É verdade que o estado precário da construção contribuiu para o colapso, mas, mesmo assim, só um animal como aquele conseguiria tal proeza. Em fúria, até Lü Xingshi tinha de evitar o confronto direto. Embora houvesse chance de vitória, o risco era grande demais. Trocar a vida de seu personagem de jogo pela de uma besta como aquela não valia a pena; a dele era muito mais preciosa.

Contudo, parecia que o urso-humano, ferido pela espada, passou a persegui-lo obstinadamente, deixando Lü Xingshi com os nervos à flor da pele. O que mais o assustava era ver o monstro arrancar a lâmina do próprio peito sem sangrar como ele imaginava.

Não sabia se tal resistência era devido à natureza extraordinária do animal ou a outra razão, mas ficou claro que jamais poderia enfrentá-lo de igual para igual.
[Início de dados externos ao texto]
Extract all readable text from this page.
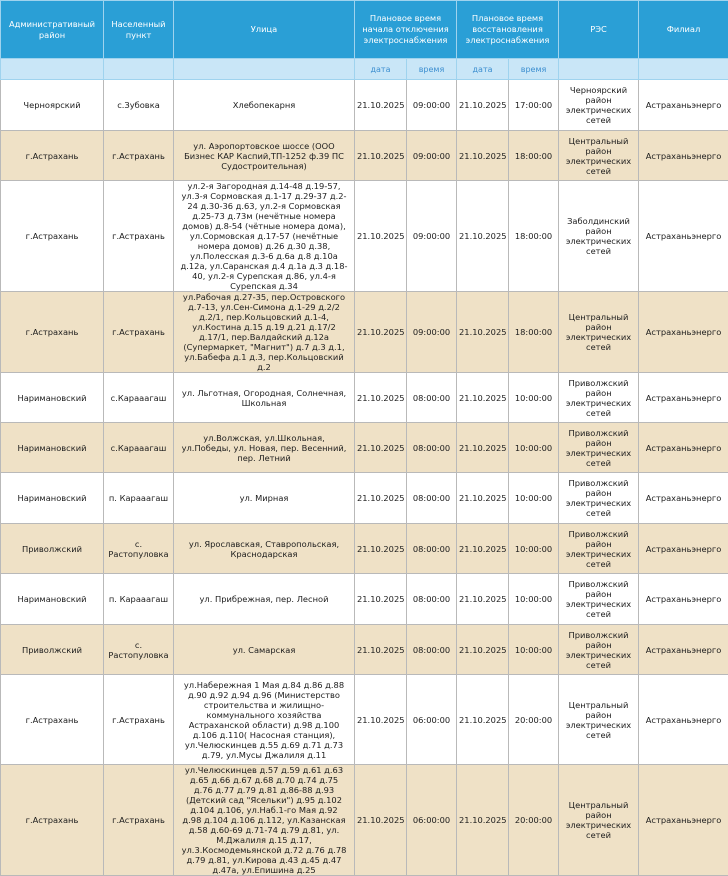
Административный район	Населенный пункт	Улица	Плановое время начала отключения электроснабжения		Плановое время восстановления электроснабжения		РЭС	Филиал
			дата	время	дата	время		
Черноярский	с.Зубовка	Хлебопекарня	21.10.2025	09:00:00	21.10.2025	17:00:00	Черноярский район электрических сетей	Астраханьэнерго
г.Астрахань	г.Астрахань	ул. Аэропортовское шоссе (ООО Бизнес КАР Каспий,ТП-1252 ф.39 ПС Судостроительная)	21.10.2025	09:00:00	21.10.2025	18:00:00	Центральный район электрических сетей	Астраханьэнерго
г.Астрахань	г.Астрахань	ул.2-я Загородная д.14-48 д.19-57, ул.3-я Сормовская д.1-17 д.29-37 д.2-24 д.30-36 д.63, ул.2-я Сормовская д.25-73 д.73м (нечётные номера домов) д.8-54 (чётные номера дома), ул.Сормовская д.17-57 (нечётные номера домов) д.26 д.30 д.38, ул.Полесская д.3-6 д.6а д.8 д.10а д.12а, ул.Саранская д.4 д.1а д.3 д.18-40, ул.2-я Сурепская д.86, ул.4-я Сурепская д.34	21.10.2025	09:00:00	21.10.2025	18:00:00	Заболдинский район электрических сетей	Астраханьэнерго
г.Астрахань	г.Астрахань	ул.Рабочая д.27-35, пер.Островского д.7-13, ул.Сен-Симона д.1-29 д.2/2 д.2/1, пер.Кольцовский д.1-4, ул.Костина д.15 д.19 д.21 д.17/2 д.17/1, пер.Валдайский д.12а (Супермаркет, "Магнит") д.7 д.3 д.1, ул.Бабефа д.1 д.3, пер.Кольцовский д.2	21.10.2025	09:00:00	21.10.2025	18:00:00	Центральный район электрических сетей	Астраханьэнерго
Наримановский	с.Карааагаш	ул. Льготная, Огородная, Солнечная, Школьная	21.10.2025	08:00:00	21.10.2025	10:00:00	Приволжский район электрических сетей	Астраханьэнерго
Наримановский	с.Карааагаш	ул.Волжская, ул.Школьная, ул.Победы, ул. Новая, пер. Весенний, пер. Летний	21.10.2025	08:00:00	21.10.2025	10:00:00	Приволжский район электрических сетей	Астраханьэнерго
Наримановский	п. Карааагаш	ул. Мирная	21.10.2025	08:00:00	21.10.2025	10:00:00	Приволжский район электрических сетей	Астраханьэнерго
Приволжский	с. Растопуловка	ул. Ярославская, Ставропольская, Краснодарская	21.10.2025	08:00:00	21.10.2025	10:00:00	Приволжский район электрических сетей	Астраханьэнерго
Наримановский	п. Карааагаш	ул. Прибрежная, пер. Лесной	21.10.2025	08:00:00	21.10.2025	10:00:00	Приволжский район электрических сетей	Астраханьэнерго
Приволжский	с. Растопуловка	ул. Самарская	21.10.2025	08:00:00	21.10.2025	10:00:00	Приволжский район электрических сетей	Астраханьэнерго
г.Астрахань	г.Астрахань	ул.Набережная 1 Мая д.84 д.86 д.88 д.90 д.92 д.94 д.96 (Министерство строительства и жилищно-коммунального хозяйства Астраханской области) д.98 д.100 д.106 д.110( Насосная станция), ул.Челюскинцев д.55 д.69 д.71 д.73 д.79, ул.Мусы Джалиля д.11	21.10.2025	06:00:00	21.10.2025	20:00:00	Центральный район электрических сетей	Астраханьэнерго
г.Астрахань	г.Астрахань	ул.Челюскинцев д.57 д.59 д.61 д.63 д.65 д.66 д.67 д.68 д.70 д.74 д.75 д.76 д.77 д.79 д.81 д.86-88 д.93 (Детский сад "Ясельки") д.95 д.102 д.104 д.106, ул.Наб.1-го Мая д.92 д.98 д.104 д.106 д.112, ул.Казанская д.58 д.60-69 д.71-74 д.79 д.81, ул. М.Джалиля д.15 д.17, ул.3.Космодемьянской д.72 д.76 д.78 д.79 д.81, ул.Кирова д.43 д.45 д.47 д.47а, ул.Епишина д.25	21.10.2025	06:00:00	21.10.2025	20:00:00	Центральный район электрических сетей	Астраханьэнерго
O tumulto era enorme — os urros do monstro e o som das paredes desmoronando acordaram todos os aldeões de Queimi, que logo começaram a fazer barulho com tambores, fogos de artifício e objetos de metal, tudo para afugentar o urso-humano.

— Corram, afugentem o urso-humano!

O barulho aumentava, e o urso-humano, perseguindo Lü Xingshi, começou a hesitar. Quando todos os aldeões se mobilizaram em direção a eles, o monstro lançou um olhar furioso para Lü Xingshi, mas acabou fugindo para a escuridão da floresta.

Lü Xingshi respirou aliviado. O urso-humano, por mais forte que fosse, ainda temia os humanos. Se fosse realmente invencível, já teria invadido a aldeia e feito um massacre.

— Essa besta, de fato, não é comum — murmurou Lü Xingshi, dirigindo-se ao grupo de aldeões.

No fundo, também não queria ficar sozinho. Se o urso-humano voltasse, seria um desastre. Aquela criatura, em certos aspectos, era realmente astuta e perigosa.